Осторожности ради Лешуков зыркнул по сторонам, а потом трясущимися руками стягивал кафтан, рубаху, штаны, сбросил новые, немецкого покроя сапоги с рубчатыми рантами, разложил эту одежку на гладком сером валуне и стал облачаться в старье. В серых портах, рубахе и липовых лаптях, с мешком за плечами и суковатой палкой в руке он вполне мог сойти и за холопа, и за бродяжку-нищего, бредущего к паперти собора. Оглянувшись на оставленную одежу, которая бросится любому в глаза, когда его начнут искать, он быстро прошел кромкой берега, миновал ближний мост и скоро очутился в густом березняке. Конечно, его хватятся нынче же, но розыски отложат до утра. С рассвета начнут шарить по дну реки сетями, чтобы выловить утоп- шее тело, но он в это время будет уже далеко.
Месяца два добирался Лешуков до Пустозерска, отощал, ноги отяжелели, сам он ослаб, но духом не пал.
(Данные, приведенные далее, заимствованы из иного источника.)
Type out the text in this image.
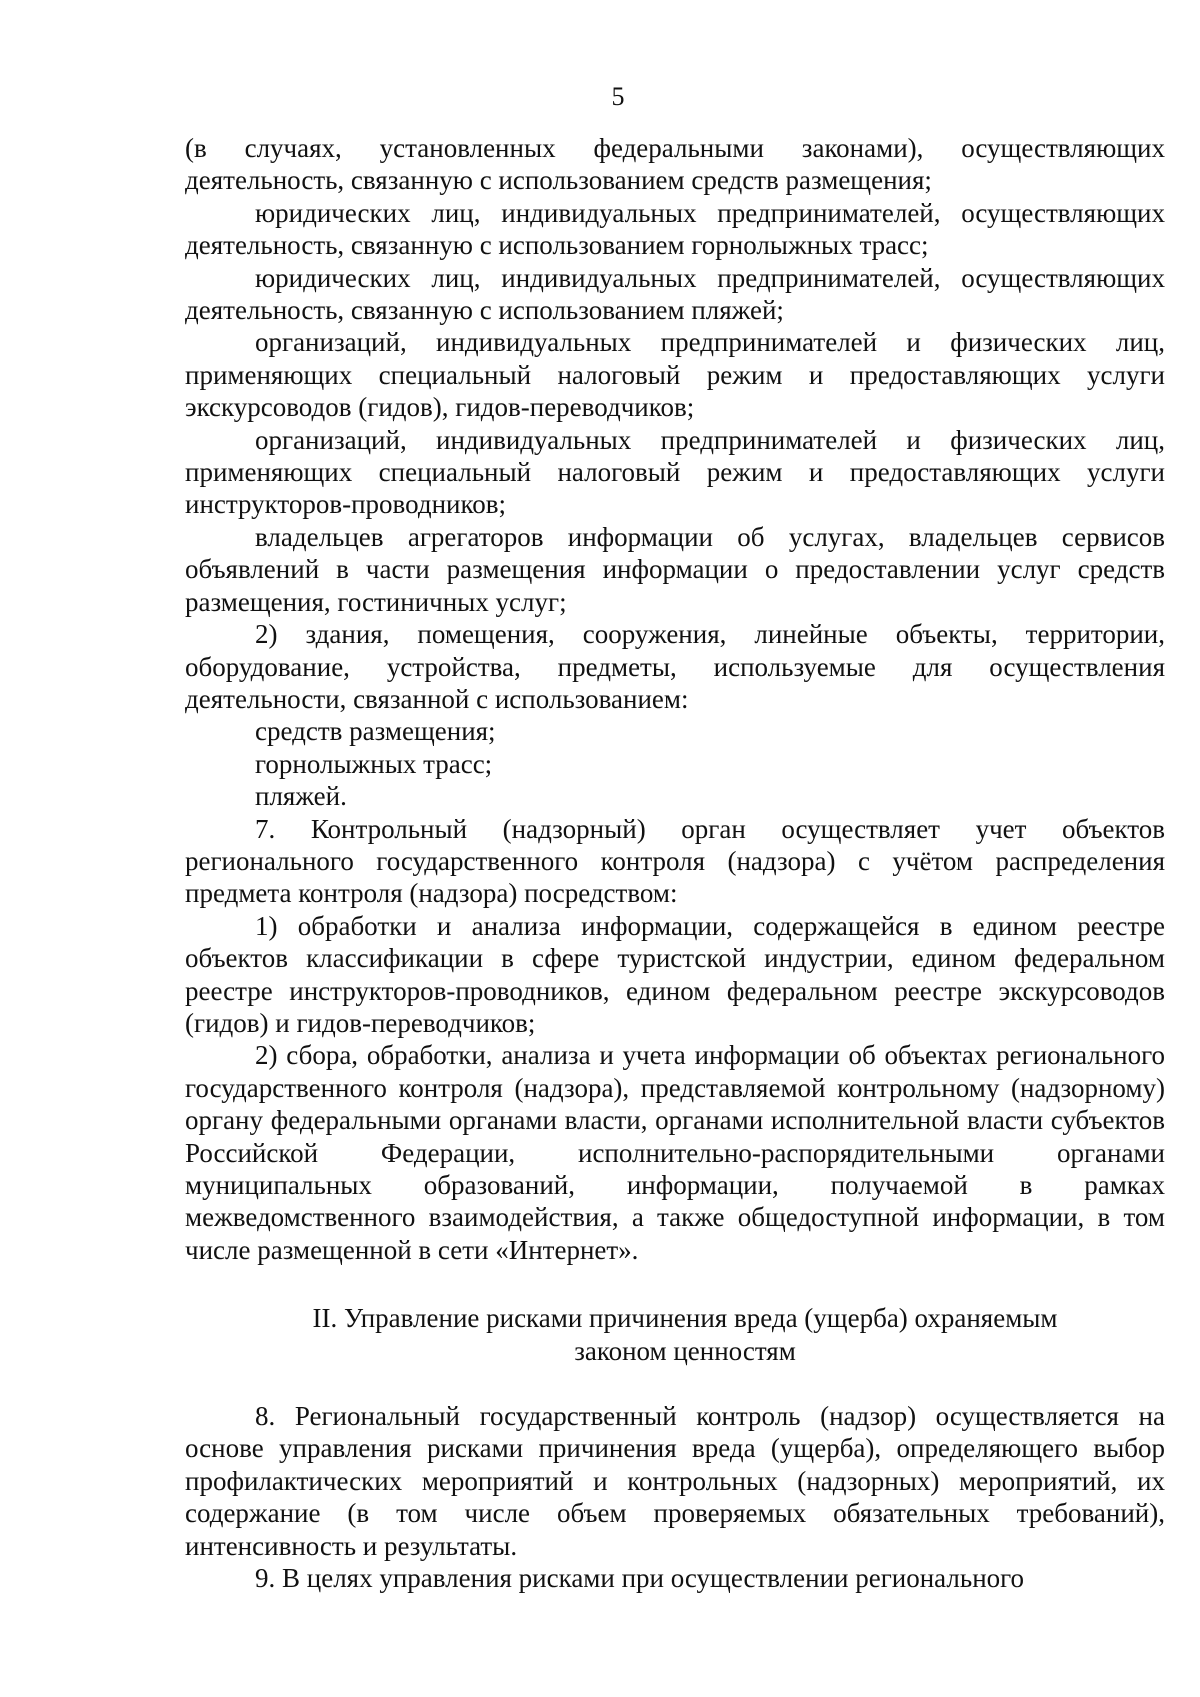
5

(в случаях, установленных федеральными законами), осуществляющих деятельность, связанную с использованием средств размещения;

юридических лиц, индивидуальных предпринимателей, осуществляющих деятельность, связанную с использованием горнолыжных трасс;

юридических лиц, индивидуальных предпринимателей, осуществляющих деятельность, связанную с использованием пляжей;

организаций, индивидуальных предпринимателей и физических лиц, применяющих специальный налоговый режим и предоставляющих услуги экскурсоводов (гидов), гидов-переводчиков;

организаций, индивидуальных предпринимателей и физических лиц, применяющих специальный налоговый режим и предоставляющих услуги инструкторов-проводников;

владельцев агрегаторов информации об услугах, владельцев сервисов объявлений в части размещения информации о предоставлении услуг средств размещения, гостиничных услуг;

2) здания, помещения, сооружения, линейные объекты, территории, оборудование, устройства, предметы, используемые для осуществления деятельности, связанной с использованием:

средств размещения;

горнолыжных трасс;

пляжей.

7. Контрольный (надзорный) орган осуществляет учет объектов регионального государственного контроля (надзора) с учётом распределения предмета контроля (надзора) посредством:

1) обработки и анализа информации, содержащейся в едином реестре объектов классификации в сфере туристской индустрии, едином федеральном реестре инструкторов-проводников, едином федеральном реестре экскурсоводов (гидов) и гидов-переводчиков;

2) сбора, обработки, анализа и учета информации об объектах регионального государственного контроля (надзора), представляемой контрольному (надзорному) органу федеральными органами власти, органами исполнительной власти субъектов Российской Федерации, исполнительно-распорядительными органами муниципальных образований, информации, получаемой в рамках межведомственного взаимодействия, а также общедоступной информации, в том числе размещенной в сети «Интернет».

II. Управление рисками причинения вреда (ущерба) охраняемым законом ценностям

8. Региональный государственный контроль (надзор) осуществляется на основе управления рисками причинения вреда (ущерба), определяющего выбор профилактических мероприятий и контрольных (надзорных) мероприятий, их содержание (в том числе объем проверяемых обязательных требований), интенсивность и результаты.

9. В целях управления рисками при осуществлении регионального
Не заходя в Пустозерск, он отыскал в леске памятное место, где были захоронены останки Аввакума и его соузников, упал на жухлую траву, долго молился, распластываясь, исходя слезой. Целительным мнился ему его плач по загубленным, потому что оживала в душе надежда, что Господь услышит его мольбы и простит. Надо только найти скит Досифея, стать монахом, ревнителем старой веры, и тогда он очистится от скверны и грехов, накопившихся в нем за долгие годы. Он клал поклоны, пока не обессилел и не заснул тут же на земле. А утром, помочив сухарик в ручье, пожевал немного и побрел наугад, веря, что какая-нибудь тропа приведет его к лесным братьям. Лешуков стал ничейным человеком, божьим странником, и мог не тревожиться, что до него дотянется жестокая рука Антихриста. Он не боялся ни зверя, ни разбойного человека с пищалью, никому не была нужна его пустая сума за плечами, а от напастей его обороняла незримо святая и чистая вера, с которой ему суждено было доживать в праведности свой век.
ЧАСТЬ ТР Е Т Ь Я
Засыпал он легко, точно проваливался в теплый мрак, а пробуждаясь, выныривал из глуби иногда столь внезапно, будто кто-то грубо встряхивал его. Но стоило отрешиться от сна, расклеить веки, как он в единый миг сознавал, что он не холоп, не смерд, а всея Великие и Малые и Белые Руси самодержец.
Во сне он совсем забывал, что он царь, жил и чувствовал и вел себя, как простой смертный, а просыпаясь, мрачнел, ощущая гнетущую тяжесть в теле, словно одевался в железные латы, которые уже не мог сбросить. Не потому ли он так любил сны, где бы они его ни настигали, пусть в самом трудном походе: даже там он приказывал денщику лечь на землю, клал голову на его мягкий живот и мгновенно забывался. Часто во время бала или ассамблеи, на веселом пиршестве, среди шума и говора, звона рюмок и смеха, он вдруг поднимался, выходил в ближнюю комнату, где было потише, бросался ничком на диван и через минуту спал мертвым сном. Пока он отдыхал, гости не покидали застолья, боясь вызвать государев гнев, хорошо зная, что полчаса спустя он выйдет к столу посвежевший, бодрый, готовый гулять хоть до утра.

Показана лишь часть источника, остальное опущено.